22 de jun. de 2025

IA 'reanimou' uma vítima de assassinato para que ela falasse no tribunal





ZMSC, 17/06/2025



Por Nir Eisikovits 



Avatares de pessoas mortas com IA estão ministrando cursos e testemunhando em tribunais. Mesmo com as melhores intenções, a prática emergente de "reanimações" com IA é um atoleiro ético.

Christopher Pelkey foi morto a tiros em um incidente de fúria no trânsito em 2021. No dia 8 de maio de 2025, durante a audiência de sentença de seu assassino, uma reconstrução em vídeo com IA de Pelkey fez uma declaração de impacto da vítima.

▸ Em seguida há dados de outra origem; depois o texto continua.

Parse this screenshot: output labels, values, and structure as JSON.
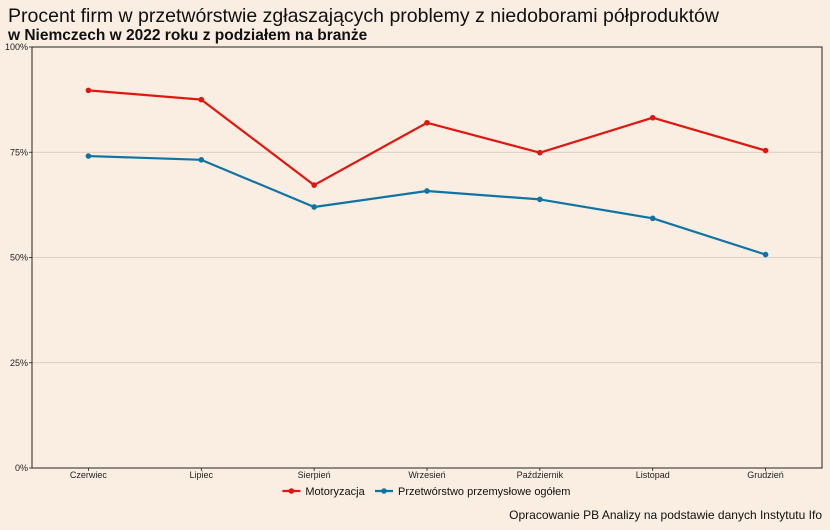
{
  "chart_data": {
    "type": "line",
    "title": "Procent firm w przetwórstwie zgłaszających problemy z niedoborami półproduktów",
    "subtitle": "w Niemczech w 2022 roku z podziałem na branże",
    "categories": [
      "Czerwiec",
      "Lipiec",
      "Sierpień",
      "Wrzesień",
      "Październik",
      "Listopad",
      "Grudzień"
    ],
    "series": [
      {
        "name": "Motoryzacja",
        "color": "#e3150f",
        "values": [
          89.7,
          87.5,
          67.2,
          82.0,
          74.9,
          83.2,
          75.4
        ]
      },
      {
        "name": "Przetwórstwo przemysłowe ogółem",
        "color": "#0f74a3",
        "values": [
          74.1,
          73.2,
          62.0,
          65.8,
          63.8,
          59.3,
          50.7
        ]
      }
    ],
    "ylim": [
      0,
      100
    ],
    "yticks": [
      0,
      25,
      50,
      75,
      100
    ],
    "ytick_labels": [
      "0%",
      "25%",
      "50%",
      "75%",
      "100%"
    ],
    "grid": "horizontal",
    "legend": "bottom",
    "source": "Opracowanie PB Analizy na podstawie danych Instytutu Ifo"
  }
}
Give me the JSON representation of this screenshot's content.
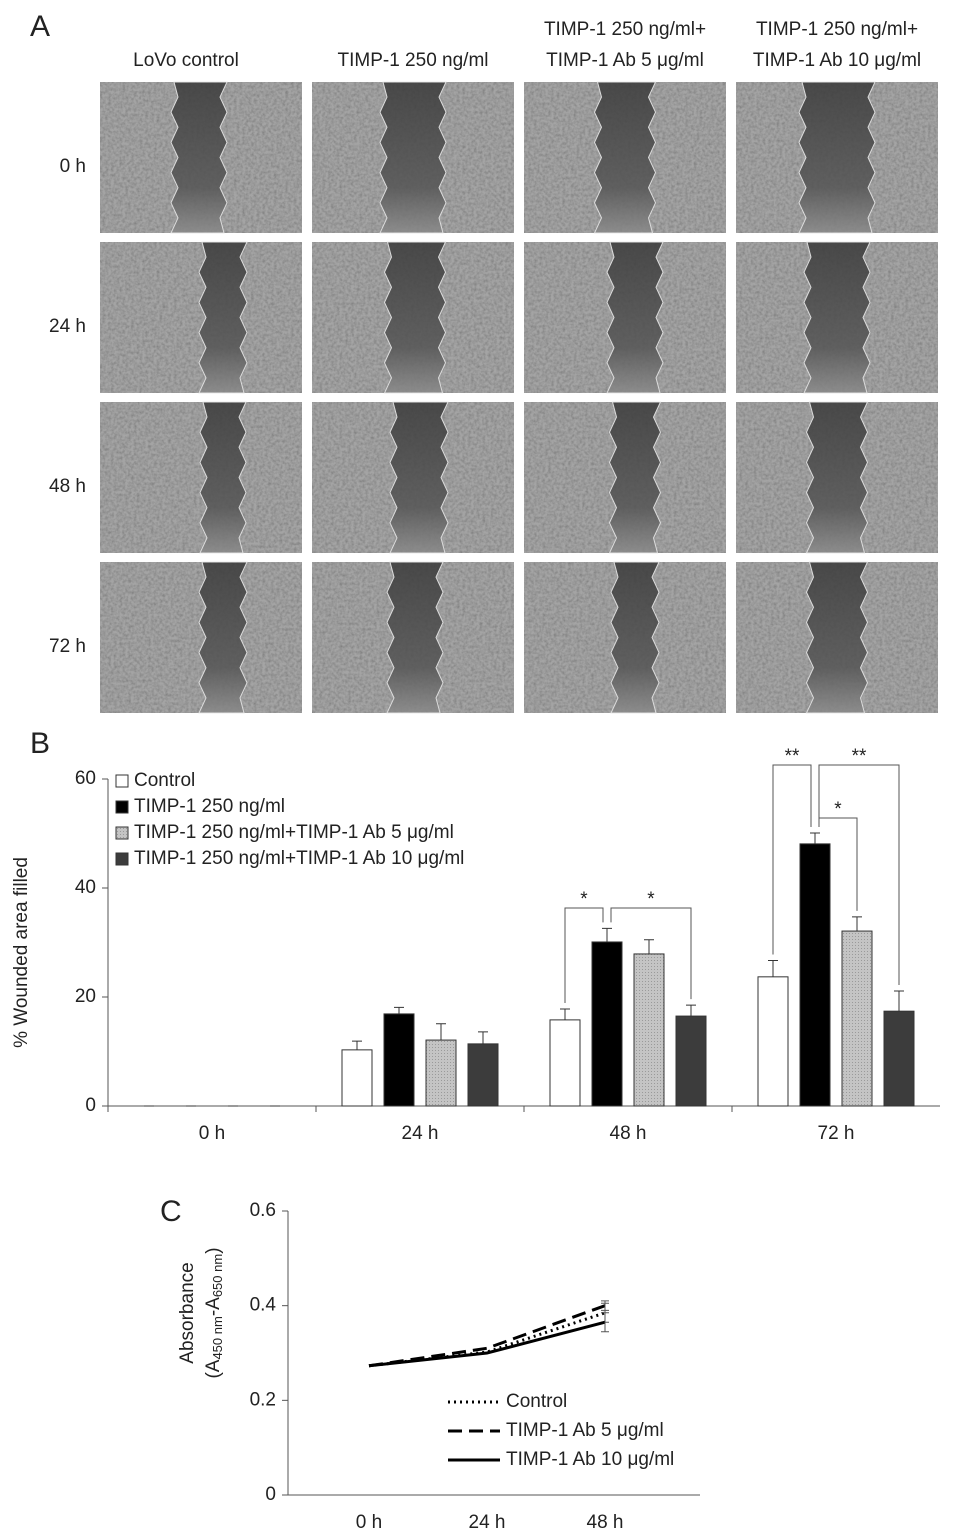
{
  "panel_a": {
    "label": "A",
    "columns": [
      [
        "LoVo control"
      ],
      [
        "TIMP-1 250 ng/ml"
      ],
      [
        "TIMP-1 250 ng/ml+",
        "TIMP-1 Ab 5 μg/ml"
      ],
      [
        "TIMP-1 250 ng/ml+",
        "TIMP-1 Ab 10 μg/ml"
      ]
    ],
    "rows": [
      "0 h",
      "24 h",
      "48 h",
      "72 h"
    ]
  },
  "chart_data": [
    {
      "type": "bar",
      "panel_label": "B",
      "y_label": "% Wounded area filled",
      "categories": [
        "0 h",
        "24 h",
        "48 h",
        "72 h"
      ],
      "series": [
        {
          "name": "Control",
          "color": "#ffffff",
          "values": [
            0,
            10.3,
            15.8,
            23.7
          ],
          "errors": [
            0,
            1.6,
            2,
            3
          ]
        },
        {
          "name": "TIMP-1 250 ng/ml",
          "color": "#000000",
          "values": [
            0,
            16.9,
            30.1,
            48.1
          ],
          "errors": [
            0,
            1.2,
            2.5,
            2
          ]
        },
        {
          "name": "TIMP-1 250 ng/ml+TIMP-1 Ab 5 μg/ml",
          "color": "#c4c4c4",
          "values": [
            0,
            12.1,
            27.9,
            32.1
          ],
          "errors": [
            0,
            3,
            2.6,
            2.6
          ]
        },
        {
          "name": "TIMP-1 250 ng/ml+TIMP-1 Ab 10 μg/ml",
          "color": "#3c3c3c",
          "values": [
            0,
            11.4,
            16.5,
            17.4
          ],
          "errors": [
            0,
            2.2,
            2,
            3.7
          ]
        }
      ],
      "ylim": [
        0,
        60
      ],
      "yticks": [
        0,
        20,
        40,
        60
      ],
      "legend": "top-left",
      "annotations": [
        "*",
        "*",
        "**",
        "*",
        "**"
      ]
    },
    {
      "type": "line",
      "panel_label": "C",
      "y_label": [
        "Absorbance",
        "(A",
        "450 nm",
        "-A",
        "650 nm",
        ")"
      ],
      "categories": [
        "0 h",
        "24 h",
        "48 h"
      ],
      "series": [
        {
          "name": "Control",
          "color": "#000000",
          "style": "dotted",
          "values": [
            0.273,
            0.302,
            0.385
          ],
          "errors": [
            0,
            0,
            0.02
          ]
        },
        {
          "name": "TIMP-1 Ab 5 μg/ml",
          "color": "#000000",
          "style": "dashed",
          "values": [
            0.273,
            0.31,
            0.4
          ],
          "errors": [
            0,
            0,
            0.01
          ]
        },
        {
          "name": "TIMP-1 Ab 10 μg/ml",
          "color": "#000000",
          "style": "solid",
          "values": [
            0.273,
            0.3,
            0.365
          ],
          "errors": [
            0,
            0,
            0.02
          ]
        }
      ],
      "ylim": [
        0,
        0.6
      ],
      "yticks": [
        0,
        0.2,
        0.4,
        0.6
      ],
      "legend": "bottom-center"
    }
  ]
}
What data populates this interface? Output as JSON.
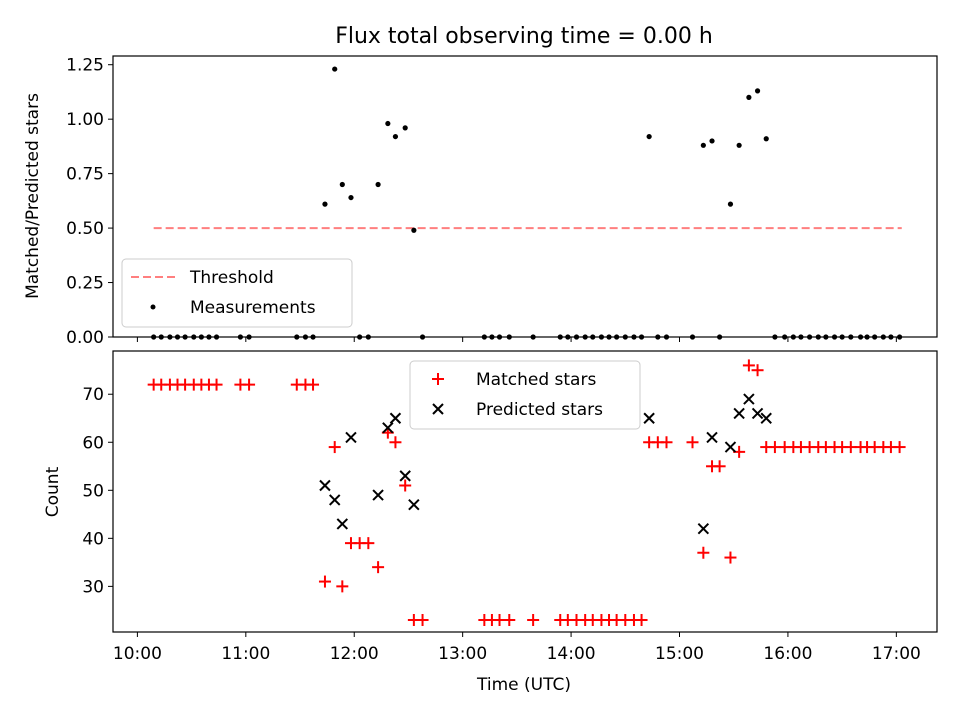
{
  "chart_data": [
    {
      "type": "scatter",
      "title": "Flux total observing time = 0.00 h",
      "xlabel": "",
      "ylabel": "Matched/Predicted stars",
      "xlim": [
        9.775,
        17.375
      ],
      "ylim": [
        0,
        1.29
      ],
      "yticks": [
        0.0,
        0.25,
        0.5,
        0.75,
        1.0,
        1.25
      ],
      "ytick_labels": [
        "0.00",
        "0.25",
        "0.50",
        "0.75",
        "1.00",
        "1.25"
      ],
      "grid": false,
      "legend": "lower-left",
      "threshold": {
        "name": "Threshold",
        "value": 0.5,
        "x": [
          10.15,
          17.05
        ],
        "color": "#ff7f7f"
      },
      "series": [
        {
          "name": "Measurements",
          "color": "#000000",
          "x": [
            10.15,
            10.22,
            10.3,
            10.37,
            10.44,
            10.52,
            10.59,
            10.66,
            10.73,
            10.95,
            11.03,
            11.47,
            11.55,
            11.62,
            11.73,
            11.82,
            11.89,
            11.97,
            12.05,
            12.13,
            12.22,
            12.31,
            12.38,
            12.47,
            12.55,
            12.63,
            13.2,
            13.27,
            13.34,
            13.43,
            13.65,
            13.9,
            13.97,
            14.05,
            14.13,
            14.2,
            14.28,
            14.35,
            14.42,
            14.5,
            14.58,
            14.65,
            14.72,
            14.8,
            14.88,
            15.12,
            15.22,
            15.3,
            15.37,
            15.47,
            15.55,
            15.64,
            15.72,
            15.8,
            15.88,
            15.97,
            16.05,
            16.12,
            16.2,
            16.28,
            16.35,
            16.43,
            16.5,
            16.58,
            16.67,
            16.73,
            16.8,
            16.88,
            16.95,
            17.03
          ],
          "y": [
            0,
            0,
            0,
            0,
            0,
            0,
            0,
            0,
            0,
            0,
            0,
            0,
            0,
            0,
            0.61,
            1.23,
            0.7,
            0.64,
            0,
            0,
            0.7,
            0.98,
            0.92,
            0.96,
            0.49,
            0,
            0,
            0,
            0,
            0,
            0,
            0,
            0,
            0,
            0,
            0,
            0,
            0,
            0,
            0,
            0,
            0,
            0.92,
            0,
            0,
            0,
            0.88,
            0.9,
            0,
            0.61,
            0.88,
            1.1,
            1.13,
            0.91,
            0,
            0,
            0,
            0,
            0,
            0,
            0,
            0,
            0,
            0,
            0,
            0,
            0,
            0,
            0,
            0
          ]
        }
      ]
    },
    {
      "type": "scatter",
      "title": "",
      "xlabel": "Time (UTC)",
      "ylabel": "Count",
      "xlim": [
        9.775,
        17.375
      ],
      "ylim": [
        20.5,
        79
      ],
      "yticks": [
        30,
        40,
        50,
        60,
        70
      ],
      "ytick_labels": [
        "30",
        "40",
        "50",
        "60",
        "70"
      ],
      "xticks": [
        10,
        11,
        12,
        13,
        14,
        15,
        16,
        17
      ],
      "xtick_labels": [
        "10:00",
        "11:00",
        "12:00",
        "13:00",
        "14:00",
        "15:00",
        "16:00",
        "17:00"
      ],
      "grid": false,
      "legend": "upper-center",
      "series": [
        {
          "name": "Matched stars",
          "marker": "+",
          "color": "#ff0000",
          "x": [
            10.15,
            10.22,
            10.3,
            10.37,
            10.44,
            10.52,
            10.59,
            10.66,
            10.73,
            10.95,
            11.03,
            11.47,
            11.55,
            11.62,
            11.73,
            11.82,
            11.89,
            11.97,
            12.05,
            12.13,
            12.22,
            12.31,
            12.38,
            12.47,
            12.55,
            12.63,
            13.2,
            13.27,
            13.34,
            13.43,
            13.65,
            13.9,
            13.97,
            14.05,
            14.13,
            14.2,
            14.28,
            14.35,
            14.42,
            14.5,
            14.58,
            14.65,
            14.72,
            14.8,
            14.88,
            15.12,
            15.22,
            15.3,
            15.37,
            15.47,
            15.55,
            15.64,
            15.72,
            15.8,
            15.88,
            15.97,
            16.05,
            16.12,
            16.2,
            16.28,
            16.35,
            16.43,
            16.5,
            16.58,
            16.67,
            16.73,
            16.8,
            16.88,
            16.95,
            17.03
          ],
          "y": [
            72,
            72,
            72,
            72,
            72,
            72,
            72,
            72,
            72,
            72,
            72,
            72,
            72,
            72,
            31,
            59,
            30,
            39,
            39,
            39,
            34,
            62,
            60,
            51,
            23,
            23,
            23,
            23,
            23,
            23,
            23,
            23,
            23,
            23,
            23,
            23,
            23,
            23,
            23,
            23,
            23,
            23,
            60,
            60,
            60,
            60,
            37,
            55,
            55,
            36,
            58,
            76,
            75,
            59,
            59,
            59,
            59,
            59,
            59,
            59,
            59,
            59,
            59,
            59,
            59,
            59,
            59,
            59,
            59,
            59
          ]
        },
        {
          "name": "Predicted stars",
          "marker": "x",
          "color": "#000000",
          "x": [
            11.73,
            11.82,
            11.89,
            11.97,
            12.22,
            12.31,
            12.38,
            12.47,
            12.55,
            14.72,
            15.22,
            15.3,
            15.47,
            15.55,
            15.64,
            15.72,
            15.8
          ],
          "y": [
            51,
            48,
            43,
            61,
            49,
            63,
            65,
            53,
            47,
            65,
            42,
            61,
            59,
            66,
            69,
            66,
            65
          ]
        }
      ]
    }
  ]
}
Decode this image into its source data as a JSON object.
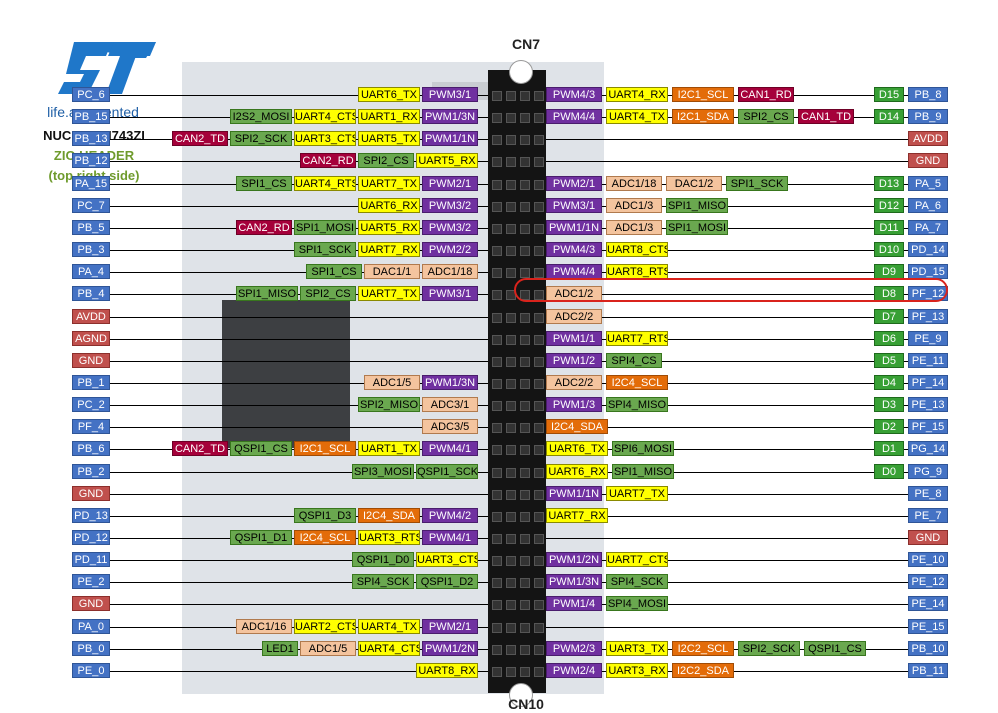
{
  "logo": {
    "tagline": "life.augmented"
  },
  "board": {
    "model": "NUCLEO-H743ZI",
    "header_line1": "ZIO HEADER",
    "header_line2": "(top right side)"
  },
  "connectors": {
    "top": "CN7",
    "bottom": "CN10"
  },
  "left_rows": [
    {
      "pin": "PC_6",
      "labels": [
        "UART6_TX",
        "PWM3/1"
      ]
    },
    {
      "pin": "PB_15",
      "labels": [
        "I2S2_MOSI",
        "UART4_CTS",
        "UART1_RX",
        "PWM1/3N"
      ]
    },
    {
      "pin": "PB_13",
      "labels": [
        "CAN2_TD",
        "SPI2_SCK",
        "UART3_CTS",
        "UART5_TX",
        "PWM1/1N"
      ]
    },
    {
      "pin": "PB_12",
      "labels": [
        "CAN2_RD",
        "SPI2_CS",
        "UART5_RX"
      ]
    },
    {
      "pin": "PA_15",
      "labels": [
        "SPI1_CS",
        "UART4_RTS",
        "UART7_TX",
        "PWM2/1"
      ]
    },
    {
      "pin": "PC_7",
      "labels": [
        "UART6_RX",
        "PWM3/2"
      ]
    },
    {
      "pin": "PB_5",
      "labels": [
        "CAN2_RD",
        "SPI1_MOSI",
        "UART5_RX",
        "PWM3/2"
      ]
    },
    {
      "pin": "PB_3",
      "labels": [
        "SPI1_SCK",
        "UART7_RX",
        "PWM2/2"
      ]
    },
    {
      "pin": "PA_4",
      "labels": [
        "SPI1_CS",
        "DAC1/1",
        "ADC1/18"
      ]
    },
    {
      "pin": "PB_4",
      "labels": [
        "SPI1_MISO",
        "SPI2_CS",
        "UART7_TX",
        "PWM3/1"
      ]
    },
    {
      "pin": "AVDD",
      "labels": []
    },
    {
      "pin": "AGND",
      "labels": []
    },
    {
      "pin": "GND",
      "labels": []
    },
    {
      "pin": "PB_1",
      "labels": [
        "ADC1/5",
        "PWM1/3N"
      ]
    },
    {
      "pin": "PC_2",
      "labels": [
        "SPI2_MISO",
        "ADC3/1"
      ]
    },
    {
      "pin": "PF_4",
      "labels": [
        "ADC3/5"
      ]
    },
    {
      "pin": "PB_6",
      "labels": [
        "CAN2_TD",
        "QSPI1_CS",
        "I2C1_SCL",
        "UART1_TX",
        "PWM4/1"
      ]
    },
    {
      "pin": "PB_2",
      "labels": [
        "SPI3_MOSI",
        "QSPI1_SCK"
      ]
    },
    {
      "pin": "GND",
      "labels": []
    },
    {
      "pin": "PD_13",
      "labels": [
        "QSPI1_D3",
        "I2C4_SDA",
        "PWM4/2"
      ]
    },
    {
      "pin": "PD_12",
      "labels": [
        "QSPI1_D1",
        "I2C4_SCL",
        "UART3_RTS",
        "PWM4/1"
      ]
    },
    {
      "pin": "PD_11",
      "labels": [
        "QSPI1_D0",
        "UART3_CTS"
      ]
    },
    {
      "pin": "PE_2",
      "labels": [
        "SPI4_SCK",
        "QSPI1_D2"
      ]
    },
    {
      "pin": "GND",
      "labels": []
    },
    {
      "pin": "PA_0",
      "labels": [
        "ADC1/16",
        "UART2_CTS",
        "UART4_TX",
        "PWM2/1"
      ]
    },
    {
      "pin": "PB_0",
      "labels": [
        "LED1",
        "ADC1/5",
        "UART4_CTS",
        "PWM1/2N"
      ]
    },
    {
      "pin": "PE_0",
      "labels": [
        "UART8_RX"
      ]
    }
  ],
  "right_rows": [
    {
      "pin": "PB_8",
      "dpin": "D15",
      "labels": [
        "PWM4/3",
        "UART4_RX",
        "I2C1_SCL",
        "CAN1_RD"
      ]
    },
    {
      "pin": "PB_9",
      "dpin": "D14",
      "labels": [
        "PWM4/4",
        "UART4_TX",
        "I2C1_SDA",
        "SPI2_CS",
        "CAN1_TD"
      ]
    },
    {
      "pin": "AVDD",
      "dpin": "",
      "labels": []
    },
    {
      "pin": "GND",
      "dpin": "",
      "labels": []
    },
    {
      "pin": "PA_5",
      "dpin": "D13",
      "labels": [
        "PWM2/1",
        "ADC1/18",
        "DAC1/2",
        "SPI1_SCK"
      ]
    },
    {
      "pin": "PA_6",
      "dpin": "D12",
      "labels": [
        "PWM3/1",
        "ADC1/3",
        "SPI1_MISO"
      ]
    },
    {
      "pin": "PA_7",
      "dpin": "D11",
      "labels": [
        "PWM1/1N",
        "ADC1/3",
        "SPI1_MOSI"
      ]
    },
    {
      "pin": "PD_14",
      "dpin": "D10",
      "labels": [
        "PWM4/3",
        "UART8_CTS"
      ]
    },
    {
      "pin": "PD_15",
      "dpin": "D9",
      "labels": [
        "PWM4/4",
        "UART8_RTS"
      ]
    },
    {
      "pin": "PF_12",
      "dpin": "D8",
      "labels": [
        "ADC1/2"
      ]
    },
    {
      "pin": "PF_13",
      "dpin": "D7",
      "labels": [
        "ADC2/2"
      ]
    },
    {
      "pin": "PE_9",
      "dpin": "D6",
      "labels": [
        "PWM1/1",
        "UART7_RTS"
      ]
    },
    {
      "pin": "PE_11",
      "dpin": "D5",
      "labels": [
        "PWM1/2",
        "SPI4_CS"
      ]
    },
    {
      "pin": "PF_14",
      "dpin": "D4",
      "labels": [
        "ADC2/2",
        "I2C4_SCL"
      ]
    },
    {
      "pin": "PE_13",
      "dpin": "D3",
      "labels": [
        "PWM1/3",
        "SPI4_MISO"
      ]
    },
    {
      "pin": "PF_15",
      "dpin": "D2",
      "labels": [
        "I2C4_SDA"
      ]
    },
    {
      "pin": "PG_14",
      "dpin": "D1",
      "labels": [
        "UART6_TX",
        "SPI6_MOSI"
      ]
    },
    {
      "pin": "PG_9",
      "dpin": "D0",
      "labels": [
        "UART6_RX",
        "SPI1_MISO"
      ]
    },
    {
      "pin": "PE_8",
      "dpin": "",
      "labels": [
        "PWM1/1N",
        "UART7_TX"
      ]
    },
    {
      "pin": "PE_7",
      "dpin": "",
      "labels": [
        "UART7_RX"
      ]
    },
    {
      "pin": "GND",
      "dpin": "",
      "labels": []
    },
    {
      "pin": "PE_10",
      "dpin": "",
      "labels": [
        "PWM1/2N",
        "UART7_CTS"
      ]
    },
    {
      "pin": "PE_12",
      "dpin": "",
      "labels": [
        "PWM1/3N",
        "SPI4_SCK"
      ]
    },
    {
      "pin": "PE_14",
      "dpin": "",
      "labels": [
        "PWM1/4",
        "SPI4_MOSI"
      ]
    },
    {
      "pin": "PE_15",
      "dpin": "",
      "labels": []
    },
    {
      "pin": "PB_10",
      "dpin": "",
      "labels": [
        "PWM2/3",
        "UART3_TX",
        "I2C2_SCL",
        "SPI2_SCK",
        "QSPI1_CS"
      ]
    },
    {
      "pin": "PB_11",
      "dpin": "",
      "labels": [
        "PWM2/4",
        "UART3_RX",
        "I2C2_SDA"
      ]
    }
  ],
  "colors": {
    "pin": "#4472c4",
    "power": "#c0504d",
    "uart": "#ffff00",
    "pwm": "#7030a0",
    "adc": "#f4c49e",
    "i2c": "#e36c09",
    "can": "#a5003a",
    "spi": "#6aa84f",
    "digital": "#38a035",
    "highlight": "#d9231c"
  }
}
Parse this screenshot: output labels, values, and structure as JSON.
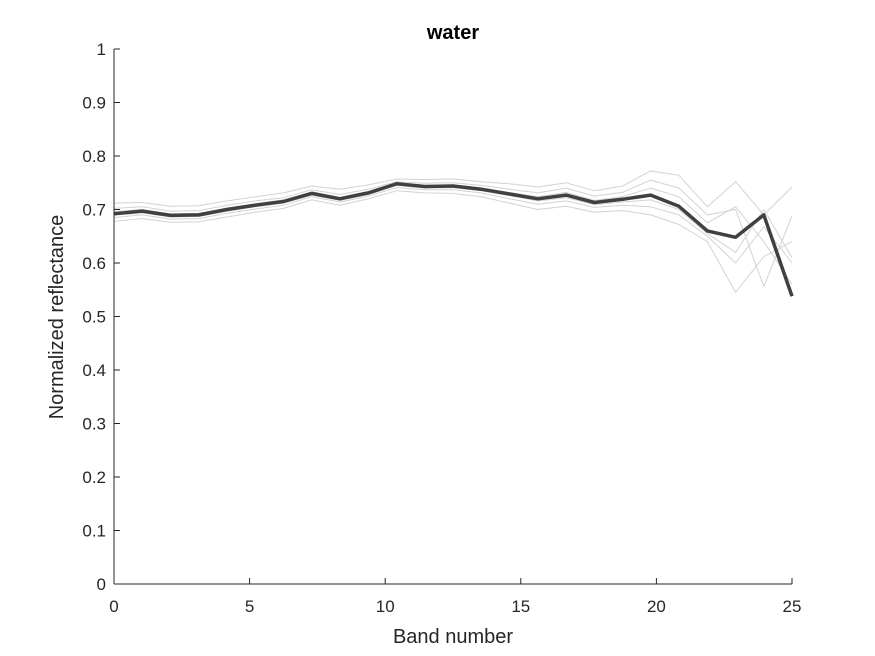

O juiz do caso relatou ter ficado profundamente comovido com a apresentação e aplicou a pena máxima por homicídio culposo.

Como parte das comemorações dos 77 anos de independência de Israel, no dia 30 de abril de 2025, as autoridades haviam planejado realizar um concerto com quatro cantores israelenses icônicos. Todos os quatro já estavam mortos há anos. A ideia era trazê-los de volta usando som e vídeo gerados por IA. Os artistas falecidos deveriam cantar ao lado de Yardena Arazi, uma artista famosa e ainda viva. No final, Arazi desistiu de participar, citando o clima político, e o evento acabou não acontecendo.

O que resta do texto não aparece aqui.